Beth Israel Deaconess Medical Center, Department of Anesthesiology, Critical Care, and Pain Medicine, Harvard Medical School, Boston, MA, USA.
Department of Anesthesiology, Louisiana State University Shreveport, Shreveport, LA, USA.
Curr Pain Headache Rep. 2021 Feb 25;25(3):13. doi: 10.1007/s11916-020-00933-0.
This is a comprehensive review of the superior hypogastric block for the management of chronic pelvic pain. It reviews the background, including etiology, epidemiology, and current treatment available for chronic pelvic pain. It then presents the superior hypogastric block and reviews the seminal and most recent evidence about its use in chronic pelvic pain.
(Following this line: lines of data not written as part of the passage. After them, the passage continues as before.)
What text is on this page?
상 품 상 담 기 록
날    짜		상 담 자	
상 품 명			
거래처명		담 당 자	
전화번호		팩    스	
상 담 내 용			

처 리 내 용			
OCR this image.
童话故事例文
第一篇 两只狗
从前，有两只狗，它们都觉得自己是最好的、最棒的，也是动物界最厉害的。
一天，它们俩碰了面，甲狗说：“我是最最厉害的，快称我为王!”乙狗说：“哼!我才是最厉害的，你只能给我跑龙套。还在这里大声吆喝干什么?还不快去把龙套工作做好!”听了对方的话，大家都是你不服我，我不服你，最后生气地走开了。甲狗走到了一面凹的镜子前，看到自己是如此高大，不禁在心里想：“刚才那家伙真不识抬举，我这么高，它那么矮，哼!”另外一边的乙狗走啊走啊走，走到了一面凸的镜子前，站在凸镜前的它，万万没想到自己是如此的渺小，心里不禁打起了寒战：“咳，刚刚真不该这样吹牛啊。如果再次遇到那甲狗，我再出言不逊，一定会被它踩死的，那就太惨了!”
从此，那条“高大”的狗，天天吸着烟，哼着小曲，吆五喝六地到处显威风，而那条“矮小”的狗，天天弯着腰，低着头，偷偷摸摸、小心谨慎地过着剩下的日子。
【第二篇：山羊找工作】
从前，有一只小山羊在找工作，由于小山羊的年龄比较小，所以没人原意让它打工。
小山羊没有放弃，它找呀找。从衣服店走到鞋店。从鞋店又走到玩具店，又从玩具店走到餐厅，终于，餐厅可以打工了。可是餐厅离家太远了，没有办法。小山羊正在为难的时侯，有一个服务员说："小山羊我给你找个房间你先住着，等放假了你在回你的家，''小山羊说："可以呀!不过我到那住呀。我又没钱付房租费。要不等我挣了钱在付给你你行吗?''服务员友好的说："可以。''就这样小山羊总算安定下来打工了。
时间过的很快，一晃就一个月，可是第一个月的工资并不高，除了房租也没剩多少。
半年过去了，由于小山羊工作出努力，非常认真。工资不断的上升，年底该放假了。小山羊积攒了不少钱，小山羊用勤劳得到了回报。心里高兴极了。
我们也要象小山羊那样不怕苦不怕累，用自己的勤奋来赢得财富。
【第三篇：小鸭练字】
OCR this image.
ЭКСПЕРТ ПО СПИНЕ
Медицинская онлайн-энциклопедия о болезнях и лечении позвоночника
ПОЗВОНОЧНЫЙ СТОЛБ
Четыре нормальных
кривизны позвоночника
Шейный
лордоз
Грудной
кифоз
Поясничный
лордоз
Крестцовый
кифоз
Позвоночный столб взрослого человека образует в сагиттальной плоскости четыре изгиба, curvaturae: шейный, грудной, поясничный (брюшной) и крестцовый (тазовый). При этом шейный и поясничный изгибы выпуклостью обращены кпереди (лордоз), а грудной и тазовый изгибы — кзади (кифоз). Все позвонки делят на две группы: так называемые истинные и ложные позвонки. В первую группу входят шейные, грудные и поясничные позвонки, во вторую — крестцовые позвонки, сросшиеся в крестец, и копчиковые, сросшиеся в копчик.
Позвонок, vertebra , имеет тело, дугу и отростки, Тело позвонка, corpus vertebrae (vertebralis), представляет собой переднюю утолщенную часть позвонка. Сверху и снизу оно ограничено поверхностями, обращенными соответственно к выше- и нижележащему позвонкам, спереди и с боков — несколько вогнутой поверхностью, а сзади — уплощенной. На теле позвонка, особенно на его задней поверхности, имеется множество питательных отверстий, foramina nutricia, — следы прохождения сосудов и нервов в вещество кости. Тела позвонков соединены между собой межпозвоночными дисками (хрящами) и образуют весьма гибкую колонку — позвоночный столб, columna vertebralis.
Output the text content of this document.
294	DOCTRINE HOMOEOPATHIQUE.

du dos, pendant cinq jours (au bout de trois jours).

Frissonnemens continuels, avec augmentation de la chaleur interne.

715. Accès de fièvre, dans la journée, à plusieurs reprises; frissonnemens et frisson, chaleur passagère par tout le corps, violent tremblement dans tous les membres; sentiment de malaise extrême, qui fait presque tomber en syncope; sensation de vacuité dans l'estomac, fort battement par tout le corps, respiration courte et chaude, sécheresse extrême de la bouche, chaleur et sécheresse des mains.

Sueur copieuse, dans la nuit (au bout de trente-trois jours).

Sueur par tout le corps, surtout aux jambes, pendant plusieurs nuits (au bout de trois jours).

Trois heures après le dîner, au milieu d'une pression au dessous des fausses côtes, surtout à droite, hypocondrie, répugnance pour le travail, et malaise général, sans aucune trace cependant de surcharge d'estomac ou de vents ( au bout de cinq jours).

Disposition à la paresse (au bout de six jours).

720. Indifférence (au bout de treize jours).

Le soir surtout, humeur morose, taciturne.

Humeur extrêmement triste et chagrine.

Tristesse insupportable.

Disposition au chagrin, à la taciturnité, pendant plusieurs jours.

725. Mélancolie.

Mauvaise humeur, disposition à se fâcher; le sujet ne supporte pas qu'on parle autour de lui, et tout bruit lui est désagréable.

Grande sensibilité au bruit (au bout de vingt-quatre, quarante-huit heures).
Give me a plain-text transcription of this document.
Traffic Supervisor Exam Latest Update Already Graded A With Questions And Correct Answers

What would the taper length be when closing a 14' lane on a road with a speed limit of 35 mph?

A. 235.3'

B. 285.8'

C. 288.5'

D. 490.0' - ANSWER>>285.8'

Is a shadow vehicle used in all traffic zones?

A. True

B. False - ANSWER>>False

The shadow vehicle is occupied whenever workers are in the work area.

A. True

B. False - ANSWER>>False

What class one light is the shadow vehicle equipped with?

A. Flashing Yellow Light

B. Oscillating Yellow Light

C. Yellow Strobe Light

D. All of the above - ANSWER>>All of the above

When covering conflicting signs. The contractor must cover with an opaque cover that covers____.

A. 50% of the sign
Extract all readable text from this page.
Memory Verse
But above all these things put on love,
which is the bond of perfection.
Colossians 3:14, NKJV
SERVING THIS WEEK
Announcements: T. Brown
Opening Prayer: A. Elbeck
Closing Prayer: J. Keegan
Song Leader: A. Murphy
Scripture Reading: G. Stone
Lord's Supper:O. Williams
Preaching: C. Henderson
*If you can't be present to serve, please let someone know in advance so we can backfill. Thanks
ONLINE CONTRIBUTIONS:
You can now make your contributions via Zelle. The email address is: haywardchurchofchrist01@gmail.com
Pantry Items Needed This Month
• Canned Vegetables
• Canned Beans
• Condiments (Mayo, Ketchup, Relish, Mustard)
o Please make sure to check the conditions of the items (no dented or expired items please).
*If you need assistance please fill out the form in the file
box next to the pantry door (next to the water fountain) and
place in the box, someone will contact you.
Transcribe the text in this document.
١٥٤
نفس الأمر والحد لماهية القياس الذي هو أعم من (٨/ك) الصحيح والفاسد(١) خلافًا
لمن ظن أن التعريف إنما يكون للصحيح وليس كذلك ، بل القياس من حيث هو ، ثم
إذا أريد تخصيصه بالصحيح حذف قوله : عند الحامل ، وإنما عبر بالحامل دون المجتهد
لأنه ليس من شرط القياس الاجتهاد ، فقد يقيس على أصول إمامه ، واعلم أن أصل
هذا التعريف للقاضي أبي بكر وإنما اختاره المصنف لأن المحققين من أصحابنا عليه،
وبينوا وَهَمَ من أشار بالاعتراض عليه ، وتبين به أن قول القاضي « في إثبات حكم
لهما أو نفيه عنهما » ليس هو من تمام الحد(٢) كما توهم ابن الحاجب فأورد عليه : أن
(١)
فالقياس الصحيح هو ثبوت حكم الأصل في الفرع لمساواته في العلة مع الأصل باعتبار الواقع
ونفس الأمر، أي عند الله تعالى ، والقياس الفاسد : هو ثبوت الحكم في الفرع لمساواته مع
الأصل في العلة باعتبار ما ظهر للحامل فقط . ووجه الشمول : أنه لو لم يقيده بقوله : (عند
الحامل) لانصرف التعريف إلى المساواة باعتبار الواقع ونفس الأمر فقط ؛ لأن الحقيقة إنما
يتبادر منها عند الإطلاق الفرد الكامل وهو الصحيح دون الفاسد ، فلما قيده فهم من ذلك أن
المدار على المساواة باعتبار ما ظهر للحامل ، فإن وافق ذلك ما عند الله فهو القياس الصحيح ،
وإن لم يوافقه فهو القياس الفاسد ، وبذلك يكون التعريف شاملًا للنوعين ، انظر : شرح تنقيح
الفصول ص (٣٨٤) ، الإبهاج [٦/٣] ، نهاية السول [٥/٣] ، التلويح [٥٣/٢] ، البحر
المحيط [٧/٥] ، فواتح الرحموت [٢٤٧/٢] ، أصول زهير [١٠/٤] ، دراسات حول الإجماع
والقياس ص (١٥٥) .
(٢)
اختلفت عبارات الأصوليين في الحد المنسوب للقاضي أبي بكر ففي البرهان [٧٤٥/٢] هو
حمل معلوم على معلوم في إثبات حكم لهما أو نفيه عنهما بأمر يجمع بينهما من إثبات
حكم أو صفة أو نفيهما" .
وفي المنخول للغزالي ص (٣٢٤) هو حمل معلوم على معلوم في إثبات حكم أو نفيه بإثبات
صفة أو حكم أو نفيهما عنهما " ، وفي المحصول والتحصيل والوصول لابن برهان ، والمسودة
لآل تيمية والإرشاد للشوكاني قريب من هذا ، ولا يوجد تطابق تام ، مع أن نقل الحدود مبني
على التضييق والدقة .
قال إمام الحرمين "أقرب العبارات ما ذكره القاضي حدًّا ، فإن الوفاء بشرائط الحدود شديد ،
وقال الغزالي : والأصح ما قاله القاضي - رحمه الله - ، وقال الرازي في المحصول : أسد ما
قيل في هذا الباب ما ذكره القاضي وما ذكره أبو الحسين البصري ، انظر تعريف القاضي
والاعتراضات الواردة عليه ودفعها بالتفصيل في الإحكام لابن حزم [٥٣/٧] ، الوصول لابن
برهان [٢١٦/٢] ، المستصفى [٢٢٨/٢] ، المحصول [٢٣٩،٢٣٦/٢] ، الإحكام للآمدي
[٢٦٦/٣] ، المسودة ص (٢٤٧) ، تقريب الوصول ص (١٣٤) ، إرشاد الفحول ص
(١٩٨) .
Several definitions exist for chronic pelvic pain (CPP), making the diagnosis more challenging for the clinician; however, they commonly describe continuous pain lasting 6 months in the pelvis, with an overwhelming majority of patients being reproductive-aged women. This pain is often one of mechanical, inflammatory, or neuropathic. It is generally underdiagnosed and affects anywhere between 5 and 26% of women. The diagnosis of chronic pelvic pain is clinical, consisting of mainly of a thorough history and physical and ruling out other causes. The pathophysiology is often endometriosis (70%) and also includes PID, adhesions, adenomyosis, uterine fibroids, chronic processes of the GI and urinary tracts, as well as pelvic-intrinsic musculoskeletal causes. Treatment includes physical therapy, cognitive behavioral therapy, and oral and parenteral opioids. Interventional techniques provide an added tier of treatment and may help to reduce the requirement for chronic opioid use. Superior hypogastric plexus block is one of the available interventional techniques; first described in 1990, it has been shown to provide long-lasting relief in 50-70% of patients who underwent the procedure. Two approaches described so far, both under fluoroscopy, have seen similar results. More recently, ultrasound and CT-guided procedures have also been described with similar success. The injectate includes local anesthetic, steroids, and neurolytic agents such as phenol or ethanol. CPP is a common debilitating condition. It is diagnosed clinically and is underdiagnosed globally. Current treatments can be helpful at times but may fall short of satisfactory pain relief. Interventional techniques provide an added layer of treatment as well as reduce the requirement for opioids. Superior hypogastric plexus block provides long-lasting relief in many patients, regardless of approach. Evidence level is limited, and further RCTs could help provide better tools for evaluation and patient selection.
这是一篇关于治疗慢性盆腔疼痛的高级下腹神经丛阻滞的综合综述。本文回顾了慢性盆腔疼痛的背景,包括病因、流行病学和目前可用的治疗方法。然后介绍了高级下腹神经丛阻滞,并回顾了其在慢性盆腔疼痛中的应用的主要和最新证据。
慢性盆腔疼痛(CPP)有几种定义,这使得临床医生更难做出诊断;然而,它们通常描述为骨盆持续疼痛 6 个月,绝大多数患者为育龄妇女。这种疼痛通常是机械性、炎症性或神经性的。它通常被漏诊,影响 5%至 26%的女性。慢性盆腔疼痛的诊断是临床的,主要包括详细的病史和体格检查,并排除其他原因。其病理生理学通常是子宫内膜异位症(70%),还包括 PID、粘连、子宫腺肌病、子宫肌瘤、胃肠道和泌尿道的慢性过程,以及骨盆内在的肌肉骨骼原因。治疗包括物理治疗、认知行为疗法和口服和静脉内阿片类药物。介入技术提供了一个额外的治疗层次,可以帮助减少对慢性阿片类药物的需求。高级下腹神经丛阻滞是一种可用的介入技术之一;该技术于 1990 年首次描述,已经证明在接受该手术的 50%至 70%的患者中提供了持久的缓解。迄今为止描述的两种方法,都在透视引导下,取得了类似的结果。最近,超声和 CT 引导的程序也有类似的成功报道。注射剂包括局部麻醉剂、皮质类固醇和神经溶解剂,如苯酚或乙醇。慢性盆腔疼痛是一种常见的使人虚弱的疾病。它是通过临床诊断的,在全球范围内都存在诊断不足的情况。目前的治疗方法有时可能会有所帮助,但可能无法达到满意的止痛效果。介入技术提供了一个额外的治疗层次,也减少了对阿片类药物的需求。高级下腹神经丛阻滞可以为许多患者提供持久的缓解,无论采用哪种方法。证据水平有限,进一步的 RCT 可以为评估和患者选择提供更好的工具。